© FDC / Philippe Savoir (www.filifox.com)
Tout s’est bien passé pour François Ozon qui réussit un drame familial dans la veine sombre et sobre de son univers, tirant le meilleur parti de ses acteurs.
Synopsis : À quatre-vingt-cinq ans, le père d’Emmanuèle est hospitalisé après un accident vasculaire cérébral. Quand il se réveille, diminué et dépendant, cet homme curieux de tout, aimant passionnément la vie, demande à sa fille de l’aider à mourir.
La vieillesse est un naufrage
Critique : François Ozon adapte ici le roman éponyme autobiographique d’Emmanuèle Bernheim (1955-2017). Tout s’est bien passé (éditions Gallimard, 2013) avait également fait l’objet d’un documentaire, Être vivant et le savoir, réalisé par Alain Cavalier en 2019, et dont le montage fut effectué après le décès de l’écrivaine. Ozon prolonge le matériau littéraire et l’approche de Cavalier, tout en apportant sa touche personnelle. Le thème du suicide médicalement assisté, et de l’euthanasie en général, est combiné à une réflexion sur les ravages de la vieillesse, une double thématique sociétale qui aurait pu faire dévier l’œuvre vers le didactisme du film à thèse et les excès du mélo familial, deux écueils heureusement évités par le cinéaste. Ce qui ne l’empêche pas de se soucier de réalisme et de référence à des institutions effectives comme L’Association pour le droit de mourir dans la dignité ou l’association suisse Dignitas, dont on parle beaucoup depuis la mort de la comédienne française Maïa Simon en 2007.
En fait, le métrage fait partie de la veine sombre et sobre du cinéma d’Ozon, qui a tendance à être prédominante depuis quelques années, qu’il aborde la pédophilie au sein de l’Église dans Grâce à Dieu (2019) ou le suicide adolescent avec Été 85 (2020). On est loin de la fantaisie de Potiche (2010) ou du lyrisme décalé de 8 femmes (2002). Le film adopte en outre une linéarité et des dialogues explicatifs qui tranchent avec l’onirisme et les faux-semblants de Sous le sable (2001). On retrouve pourtant de nombreux points communs avec des films antérieurs du réalisateur. La préoccupation de la mort est forcément omniprésente, comme cela fut notamment le cas dans Le temps qui reste (2005) ou Frantz (2016), quand les fragilités de la structure familiale font forcément écho aux déboires des personnages de Sitcom. Et les ex-amours gays du père ne sont pas raviver le souvenir de Gouttes d’eau sur pierres brûlantes (2000). Ces précisions permettent d’affirmer que Tout s’est bien passé n’est ni une commande de producteur, ni un simple « dossier de l’écran ».

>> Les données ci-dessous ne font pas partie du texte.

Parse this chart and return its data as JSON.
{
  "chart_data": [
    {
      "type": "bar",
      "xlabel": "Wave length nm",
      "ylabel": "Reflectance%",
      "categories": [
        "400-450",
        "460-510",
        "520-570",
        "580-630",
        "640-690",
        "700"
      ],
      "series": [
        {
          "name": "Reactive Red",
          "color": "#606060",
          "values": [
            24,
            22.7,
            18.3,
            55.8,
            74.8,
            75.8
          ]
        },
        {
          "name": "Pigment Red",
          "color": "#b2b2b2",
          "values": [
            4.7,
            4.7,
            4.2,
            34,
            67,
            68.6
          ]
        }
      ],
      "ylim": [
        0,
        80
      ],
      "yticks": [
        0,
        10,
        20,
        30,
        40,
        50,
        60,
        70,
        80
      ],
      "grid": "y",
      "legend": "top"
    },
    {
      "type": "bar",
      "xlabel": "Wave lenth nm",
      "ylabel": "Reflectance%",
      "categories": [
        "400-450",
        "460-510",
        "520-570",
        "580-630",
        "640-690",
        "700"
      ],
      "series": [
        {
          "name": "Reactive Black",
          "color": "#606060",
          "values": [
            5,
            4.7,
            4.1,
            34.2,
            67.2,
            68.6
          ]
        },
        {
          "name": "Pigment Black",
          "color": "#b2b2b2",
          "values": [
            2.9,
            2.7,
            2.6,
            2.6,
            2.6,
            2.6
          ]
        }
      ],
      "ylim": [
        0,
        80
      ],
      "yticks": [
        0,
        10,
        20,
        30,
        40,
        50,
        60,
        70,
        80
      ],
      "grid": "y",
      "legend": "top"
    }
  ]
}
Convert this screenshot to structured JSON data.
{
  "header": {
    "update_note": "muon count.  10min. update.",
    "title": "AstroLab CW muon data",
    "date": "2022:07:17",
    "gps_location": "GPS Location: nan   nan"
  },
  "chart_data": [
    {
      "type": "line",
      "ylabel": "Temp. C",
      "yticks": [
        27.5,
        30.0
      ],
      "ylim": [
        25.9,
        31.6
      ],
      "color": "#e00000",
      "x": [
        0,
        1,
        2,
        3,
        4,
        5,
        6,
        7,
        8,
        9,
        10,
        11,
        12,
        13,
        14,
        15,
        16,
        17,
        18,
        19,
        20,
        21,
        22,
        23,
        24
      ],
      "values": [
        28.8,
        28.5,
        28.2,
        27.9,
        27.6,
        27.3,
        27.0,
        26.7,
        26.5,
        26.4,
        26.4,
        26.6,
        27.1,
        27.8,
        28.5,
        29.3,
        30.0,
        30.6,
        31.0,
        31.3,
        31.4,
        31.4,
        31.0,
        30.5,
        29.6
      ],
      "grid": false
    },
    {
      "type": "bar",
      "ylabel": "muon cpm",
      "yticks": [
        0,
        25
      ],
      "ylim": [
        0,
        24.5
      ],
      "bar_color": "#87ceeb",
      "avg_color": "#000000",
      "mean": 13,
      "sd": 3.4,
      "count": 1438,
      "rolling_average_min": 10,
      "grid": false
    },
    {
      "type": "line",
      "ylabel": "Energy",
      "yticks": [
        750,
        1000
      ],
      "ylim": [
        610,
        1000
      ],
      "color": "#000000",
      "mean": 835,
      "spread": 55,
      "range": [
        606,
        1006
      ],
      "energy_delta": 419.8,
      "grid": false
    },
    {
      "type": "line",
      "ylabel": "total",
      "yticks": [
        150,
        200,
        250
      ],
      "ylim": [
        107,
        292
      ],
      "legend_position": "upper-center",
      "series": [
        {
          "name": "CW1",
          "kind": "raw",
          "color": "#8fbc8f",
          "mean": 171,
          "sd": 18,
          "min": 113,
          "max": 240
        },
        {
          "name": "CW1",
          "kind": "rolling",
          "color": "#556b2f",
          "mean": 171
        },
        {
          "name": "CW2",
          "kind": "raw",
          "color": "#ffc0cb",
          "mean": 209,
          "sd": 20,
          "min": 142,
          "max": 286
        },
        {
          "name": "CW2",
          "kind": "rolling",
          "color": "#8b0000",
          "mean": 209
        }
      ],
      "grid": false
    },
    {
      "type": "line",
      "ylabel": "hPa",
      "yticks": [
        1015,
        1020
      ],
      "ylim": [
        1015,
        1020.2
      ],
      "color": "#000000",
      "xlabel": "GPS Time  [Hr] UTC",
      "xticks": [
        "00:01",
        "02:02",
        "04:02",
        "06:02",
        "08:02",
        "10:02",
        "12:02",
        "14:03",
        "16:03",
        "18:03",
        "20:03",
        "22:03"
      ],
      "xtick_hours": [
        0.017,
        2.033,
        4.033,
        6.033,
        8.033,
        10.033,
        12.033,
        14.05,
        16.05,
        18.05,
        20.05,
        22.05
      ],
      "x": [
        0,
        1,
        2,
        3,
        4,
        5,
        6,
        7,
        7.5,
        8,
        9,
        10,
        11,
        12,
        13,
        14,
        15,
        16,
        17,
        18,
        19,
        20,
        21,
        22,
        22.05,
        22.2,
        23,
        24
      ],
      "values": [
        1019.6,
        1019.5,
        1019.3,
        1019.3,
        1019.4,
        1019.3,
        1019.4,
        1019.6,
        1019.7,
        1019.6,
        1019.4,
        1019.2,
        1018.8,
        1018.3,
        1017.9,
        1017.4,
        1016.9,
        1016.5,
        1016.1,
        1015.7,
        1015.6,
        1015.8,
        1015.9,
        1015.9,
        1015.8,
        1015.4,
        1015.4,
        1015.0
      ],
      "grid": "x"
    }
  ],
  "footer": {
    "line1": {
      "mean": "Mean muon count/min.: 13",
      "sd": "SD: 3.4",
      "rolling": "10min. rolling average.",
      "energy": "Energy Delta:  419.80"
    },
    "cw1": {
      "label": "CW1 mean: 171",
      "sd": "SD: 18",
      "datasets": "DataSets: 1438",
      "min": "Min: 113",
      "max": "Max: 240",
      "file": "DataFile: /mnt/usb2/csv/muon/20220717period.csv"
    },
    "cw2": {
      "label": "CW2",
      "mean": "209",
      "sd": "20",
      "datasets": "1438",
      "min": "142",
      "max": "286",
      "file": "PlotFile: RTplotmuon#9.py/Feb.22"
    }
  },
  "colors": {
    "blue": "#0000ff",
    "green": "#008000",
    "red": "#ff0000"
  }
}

Tout s’est bien passé, une adaptation littéraire subtile
Comme souvent, Ozon parvient à émouvoir sans pathos. C’est bien sûr le cas avec la relation entre cette fille intellectuelle et ce père industriel. Sans forcer le trait sur les rapports conflictuels qui ont pu être les leurs par le passé (des flash-back succints permettent au spectateur de se faire une idée de l’évolution de leur situation), Ozon montre la complicité entre deux êtres dissemblables, comme avait su le faire Maren Ade avec Toni Erdmann (2016). On appréciera aussi la description des rapports entre deux sœurs différentes mais restées unies dans le dilemme et la douleur communs. Il n’est pas superflu d’ajouter qu’Ozon confirme qu’il est un merveilleux directeur d’acteurs, jusqu’au moindre petit rôle (Judith Magre ou Jacques Nolot). On a plaisir à retrouver Géraldine Pailhas, huit ans après Jeune et jolie : la mère désemparée face à la prostitution de son ado devient ici une fille déboussolée face aux exigences de son vieux père.
Et quel bonheur de croiser Charlotte Rampling en épouse blessée ou Hanna Schygulla en ex-magistrate ambigüe. Même Sophie Marceau nous étonne et échappe aux minauderies ou à l’inexpressivité de son jeu, trouvant peut-être le meilleur rôle de sa carrière. Elle n’a en tout cas jamais été aussi bonne actrice depuis Police (1985) de Maurice Pialat. Comme quoi tourner avec de grands cinéastes permet souvent à un interprète de donner le meilleur de lui-même. D’aucuns regretteront le caractère un peu convenu et lisse de certaines séquences (la consultation chez l’avocat, un dernier repas au restaurant). Et il est évident que sur un thème similaire, Ozon n’atteint pas la force d’un Michael Haneke avec Amour (2012), ni même de Florian Zeller avec le récent The Father (2021). Ces quelques réserves n’empêchent pas d’apprécier la qualité globale d’une œuvre digne et profondément humaine.